Вакула с Ваней переглянулись. Шварц, не упускавший их из виду, весьма изящно погрозил им пальчиком, что означало: никшните, детинушки, господин обер-полицмейстер сам справится.
- Свой розыск, стало быть, ты провел, Иван Иванович, - задумчиво сказал Архаров. - А хошь, скажу тебе, до чего ты докопался? А ты сам суди - умеем мы в полицейской конторе дело делать, или при тебе сыщики лучше трудились? Э?
- Говорите, ваша милость, - несколько высокомерно позволил Каин.
- Как известно, покойный государь император Петр Федорович весьма любил голштинцев - он и на российском престоле не столь о России, сколь о своей родимой Голштинии беспокоился. И до того даже дошло, что его, когда скончаться изволил, в мундире голштинских драгун похоронили, в голубом, с белыми отворотами, - неторопливо начал Архаров. - Сам я не видел, а Карл Иванович рассказывал. Голштинцы, которые к нему на службу поступили, также его любили - и когда государыня на престол взошла, иные уехали, иные остались и затаились. Ждали же они, чтобы наследник Павел Петрович подрос, и наблюдали издали за ним весьма внимательно. Он же их не огорчил - всем напоказ о покойном своем отце тосковал, который отец с великой неохотой признавал его своим сыном…
- И для чего ты мне эти старые побаски пересказываешь? - спросил Каин.
- А ты послушай, Иван Иванович, с тебя не убудет. И сильно голштинцам хотелось перевернуть в Петербурге все вверх дном. А один оказался шустрее прочих, по прозванию - Брокдорф. Он даже мне запомнился - меня тогда как раз в Петербург, в полк привезли, и все это я своими ушами слышал. Петр Федорович тогда числился подполковником моего полка - Преображенского то бишь. Брокдорф же подговорил его выписать из Голштинии взвод солдат, а когда они прибыли - подполковник наш возьми да обрядись в голштинский мундир! Сие было всему Преображенскому полку за оскорбление… Ладно. Вот теперь слушай внимательно.
- Да я и так уши развесил, - буркнул собеседник.

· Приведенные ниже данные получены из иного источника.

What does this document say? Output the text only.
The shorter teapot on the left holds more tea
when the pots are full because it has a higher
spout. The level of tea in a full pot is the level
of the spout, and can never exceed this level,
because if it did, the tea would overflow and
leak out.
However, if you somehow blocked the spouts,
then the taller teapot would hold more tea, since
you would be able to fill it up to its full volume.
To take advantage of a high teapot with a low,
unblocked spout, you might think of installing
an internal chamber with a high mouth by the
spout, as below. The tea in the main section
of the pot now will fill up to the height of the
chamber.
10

- Когда стало известно, что в башкирских степях объявился самозванец, Шварцев подручный Кондратий сказал, что встречал-де на улице Брокдорфа. Здесь же, в Москве, чуть ли не на Тверской. А Карл Иванович у нас мужчина основательный, запомнил. Когда же мы с ним толковали, кому выгодна смута, то первыми он тех обиженных голштинцев назвал. Брокдорфа нам тогда, осенью, изловить не удалось. Ловили других смутьянов. Он же как сквозь землю провалился. И дал о себе знать уже зимой - когда по мне стреляли… не радуйся, Иван Иванович, даже не оцарапало. Сам знаешь, кого мы подобрали потом. Я думал - еще стрелять станут, ан нет, притих вражина. И только после Пасхи дал о себе знать - попытался своего немца из моего дома вытащить. Я не сразу понял, отчего между этими событиями столь долгий срок, но потом сообразил. Брокдорф появлялся, когда самозванцевы войска одерживали победы и могли повернуть на Москву. А когда оные войска отступали - и он исчезал. То бишь, оба раза, и зимой, и летом, он прибывал как вестник, гонец, чтобы тут все подготовить. Зимой, вишь, решил, что обойдется Москва и без обер-полицмейстера. Летом же все так быстро свершилось, что ему уж не до меня стало.